飯田市立動物園、スバールバルライチョウの飼育を計画【信濃毎日新聞2015年12月15日】(既報1ソース/スバールバルライチョウ/飯田市動物園)

長野市茶臼山動物園で飼育されているスバールバルライチョウ
 飯田市立動物園は14日、来年からスバールバルライチョウを飼育することを明らかにした。県鳥の国特別天然記念物ニホンライチョウの近縁種で、来年1月中旬に雌雄の計2羽の導入を計画。地元の南アルプスがニホンライチョウの生息地の南限に当たるため、近縁種を飼育しながら生態を研究することで、南アでの生息数減少の歯止めになるよう貢献することを目指す。

 ニホンライチョウは生息数が減少傾向にあり、全体の個体数は推定で2千羽弱。捕食動物の増加や生息環境の変化が背景にあるとされ、絶滅が懸念されている。

 一方、スバールバルライチョウは北欧ノルウェーなどに生息。環境省長野自然環境事務所(長野市)によると、県内の大町市大町山岳博物館、長野市茶臼山動物園を含む国内8施設が飼育しており、その経験はニホンライチョウの飼育保護にも役立てられる。

 飯田市立動物園によると、飼育への挑戦は同園飼育員の発案。いしかわ動物園(石川県)が繁殖させた個体を譲り受ける予定で、すでに空いていた飼育施設を2羽用に改修。夏場の冷房装置も取り付けた。ライチョウが環境に慣れるまで待ち、2月上旬ごろから一般公開を予定する。

 市立動物園では4人の飼育員がチームで飼育する方針。担当者は茶臼山動物園、いしかわ動物園などを研修に訪れている。県北部などに比べて温暖な地域の動物園で保護飼育に取り組むことは「学術的にも有意義」と捉え、適切な餌や季節ごとの温度管理、衛生・体調面の管理の方法などを研究していく。

 地元でも見る機会の少ないライチョウの飼育により、飯田市立動物園は入園者増を期待。南アルプスが昨年6月に国連教育科学文化機関(ユネスコ)のエコパーク(生物圏保存地域)に登録され、南アの地元の動物園として「希少動物の生態系を学習する場」を設ける狙いもある。

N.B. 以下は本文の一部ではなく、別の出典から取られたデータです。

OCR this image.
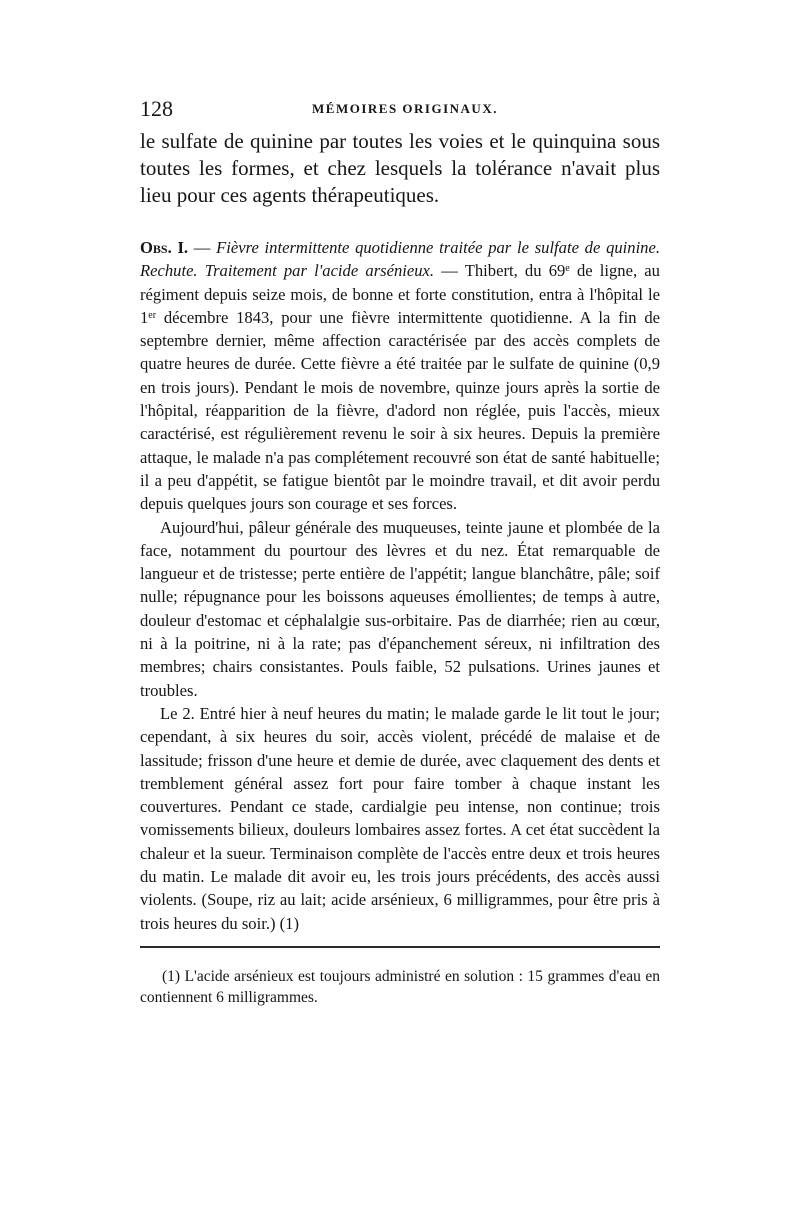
128	MÉMOIRES ORIGINAUX.

le sulfate de quinine par toutes les voies et le quinquina sous toutes les formes, et chez lesquels la tolérance n'avait plus lieu pour ces agents thérapeutiques.

Obs. I. — Fièvre intermittente quotidienne traitée par le sulfate de quinine. Rechute. Traitement par l'acide arsénieux. — Thibert, du 69e de ligne, au régiment depuis seize mois, de bonne et forte constitution, entra à l'hôpital le 1er décembre 1843, pour une fièvre intermittente quotidienne. A la fin de septembre dernier, même affection caractérisée par des accès complets de quatre heures de durée. Cette fièvre a été traitée par le sulfate de quinine (0,9 en trois jours). Pendant le mois de novembre, quinze jours après la sortie de l'hôpital, réapparition de la fièvre, d'adord non réglée, puis l'accès, mieux caractérisé, est régulièrement revenu le soir à six heures. Depuis la première attaque, le malade n'a pas complétement recouvré son état de santé habituelle; il a peu d'appétit, se fatigue bientôt par le moindre travail, et dit avoir perdu depuis quelques jours son courage et ses forces.

Aujourd'hui, pâleur générale des muqueuses, teinte jaune et plombée de la face, notamment du pourtour des lèvres et du nez. État remarquable de langueur et de tristesse; perte entière de l'appétit; langue blanchâtre, pâle; soif nulle; répugnance pour les boissons aqueuses émollientes; de temps à autre, douleur d'estomac et céphalalgie sus-orbitaire. Pas de diarrhée; rien au cœur, ni à la poitrine, ni à la rate; pas d'épanchement séreux, ni infiltration des membres; chairs consistantes. Pouls faible, 52 pulsations. Urines jaunes et troubles.

Le 2. Entré hier à neuf heures du matin; le malade garde le lit tout le jour; cependant, à six heures du soir, accès violent, précédé de malaise et de lassitude; frisson d'une heure et demie de durée, avec claquement des dents et tremblement général assez fort pour faire tomber à chaque instant les couvertures. Pendant ce stade, cardialgie peu intense, non continue; trois vomissements bilieux, douleurs lombaires assez fortes. A cet état succèdent la chaleur et la sueur. Terminaison complète de l'accès entre deux et trois heures du matin. Le malade dit avoir eu, les trois jours précédents, des accès aussi violents. (Soupe, riz au lait; acide arsénieux, 6 milligrammes, pour être pris à trois heures du soir.) (1)

(1) L'acide arsénieux est toujours administré en solution : 15 grammes d'eau en contiennent 6 milligrammes.
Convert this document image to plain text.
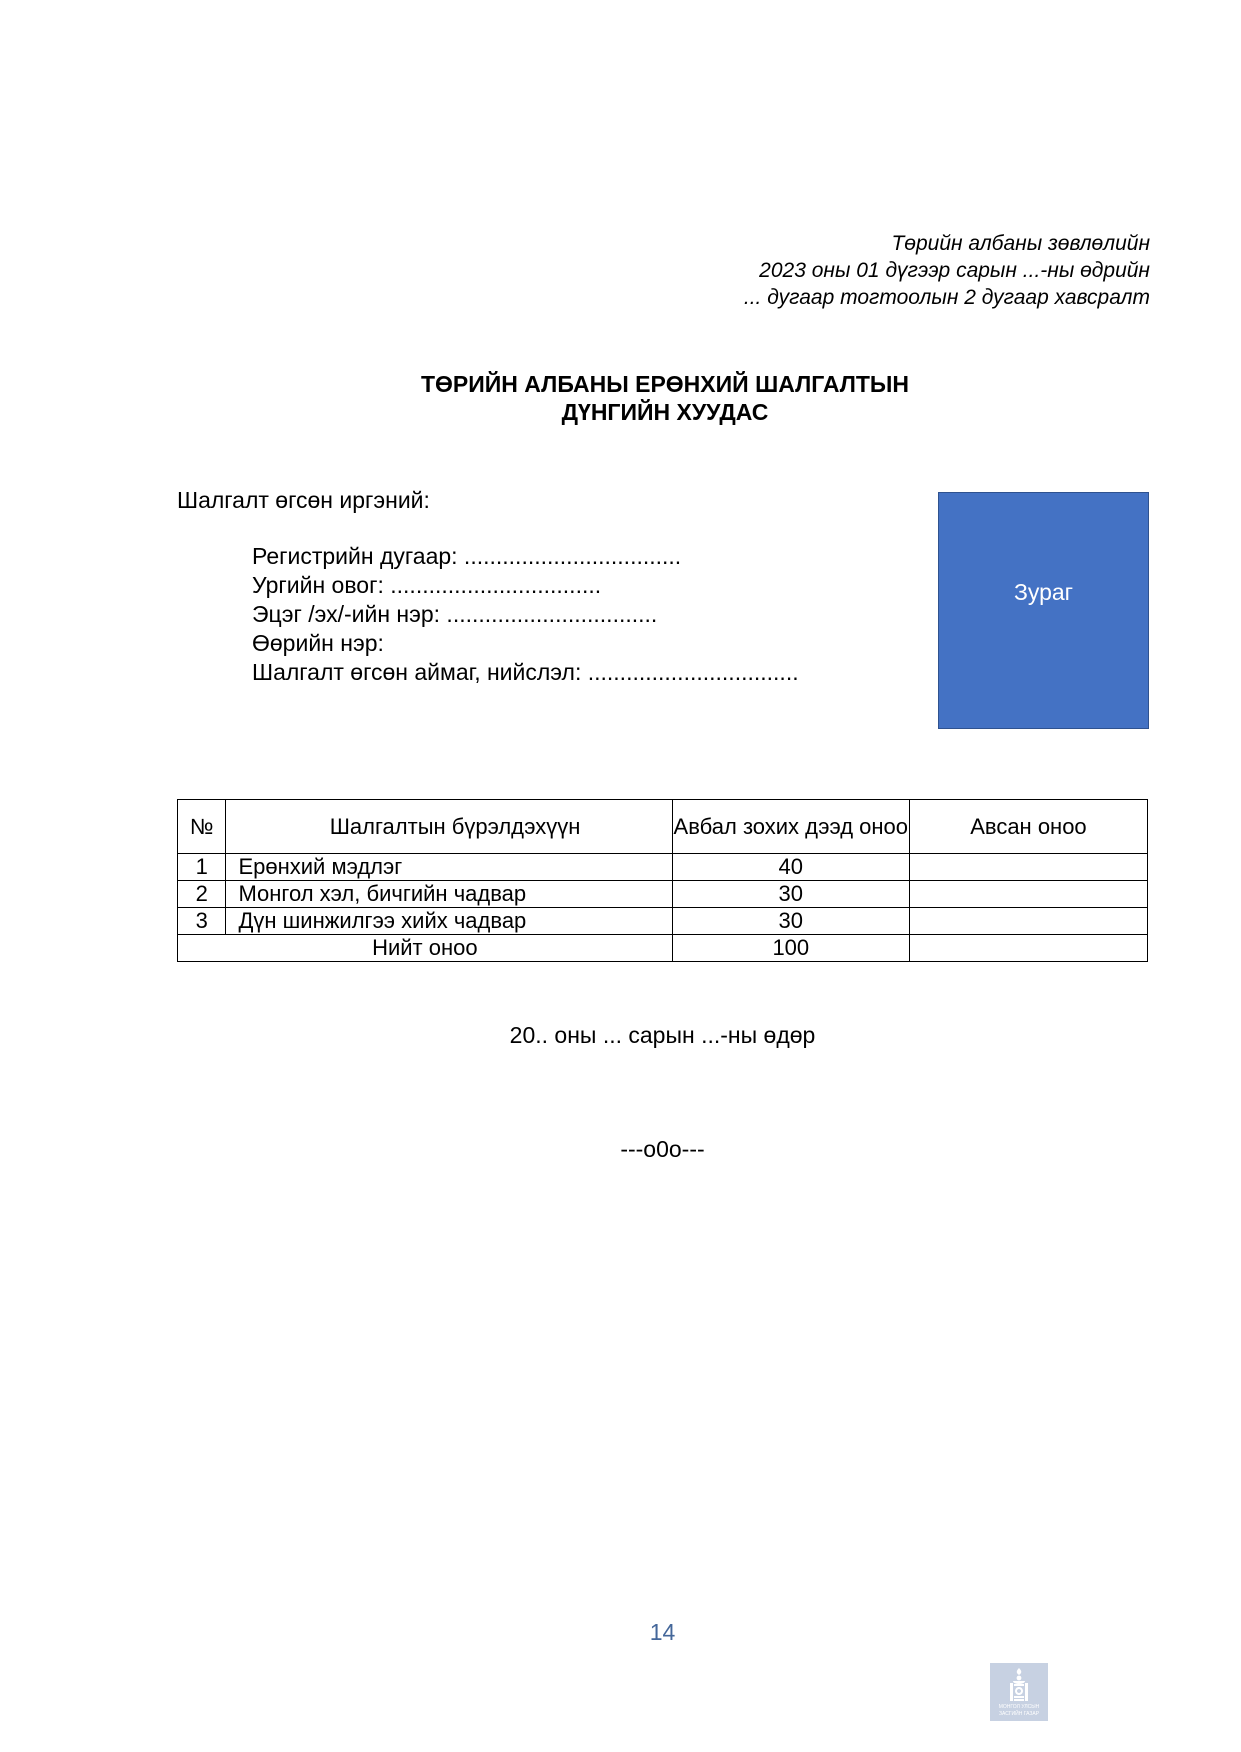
Төрийн албаны зөвлөлийн
2023 оны 01 дүгээр сарын ...-ны өдрийн
... дугаар тогтоолын 2 дугаар хавсралт
ТӨРИЙН АЛБАНЫ ЕРӨНХИЙ ШАЛГАЛТЫН
ДҮНГИЙН ХУУДАС
Шалгалт өгсөн иргэний:
Регистрийн дугаар: ..................................
Ургийн овог: .................................
Эцэг /эх/-ийн нэр: .................................
Өөрийн нэр:
Шалгалт өгсөн аймаг, нийслэл: .................................
Зураг
№	Шалгалтын бүрэлдэхүүн	Авбал зохих дээд оноо	Авсан оноо
1	Ерөнхий мэдлэг	40	
2	Монгол хэл, бичгийн чадвар	30	
3	Дүн шинжилгээ хийх чадвар	30	
Нийт оноо		100	
20.. оны ... сарын ...-ны өдөр
---o0o---
14
МОНГОЛ УЛСЫН
ЗАСГИЙН ГАЗАР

 長良健次園長は「まずは飼育方法を確立し、実績を積み上げていきたい。将来的には繁殖も視野に入れたい」と話している。
http://www.shinmai.co.jp/news/20151215/KT151214SJI090004000.php

長野 ニホンライチョウ減少に歯止めを 近縁種を研究飼育へ【中日新聞2015年12月15日】
スバールバルライチョウの成鳥=長野市の茶臼山動物園提供

 個体数の減少が叫ばれる国の特別天然記念物ニホンライチョウの保護につなげようと、飯田市立動物園で新年から、近縁種の「スバールバルライチョウ」の研究飼育が始まる。飼育方法や生態を調査し、希少動物への理解にも結び付ける。

 スバールバルライチョウは、ノルウェーなどに生息。大人になると、くちばしから尾っぽまでの体長が約三五〜四〇センチ、体重が約六五〇〜一〇〇〇グラムに育つ。冬季は白色、夏季は茶色に体毛が生え替わる。

 ニホンライチョウはかつては南北中央アルプスに生息し、南アがその南限とされた。しかしキツネやテンに捕食されたり、ほかの動物にエサとなる高山植物を食い荒らされたりした影響で、現在の南アでの個体数は二千羽を大きく下回るとの報告もある。

 成育環境や生態など、近縁種を飼育して得られる研究成果は、生息数の減少に歯止めをかける一石として期待されるという。

 調査では、もともとクジャクを育てていた園内南側の飼育獣舎を活用し、オスとメスを一羽ずつ飼育する。当面は別々の部屋にすまわせ、エサや成育に適した温度、日照時間などを調べる。

 十四日にあった市議会産業建設委員会協議会での報告によると、来年一月中旬ごろに、いしかわ動物園(石川県能美市)からつがいを譲り受ける。環境への順応性を判断し、早ければ二月上旬ごろから飼育獣舎を一般公開する方針だ。

 委員会協議会で、市担当者は「北信地域より温暖な場所で、ライチョウの保護と飼育に取り組むのは学術的にも有意義だ。子どもたちが生態系や環境を学ぶ活動にもつなげたい」と説明した。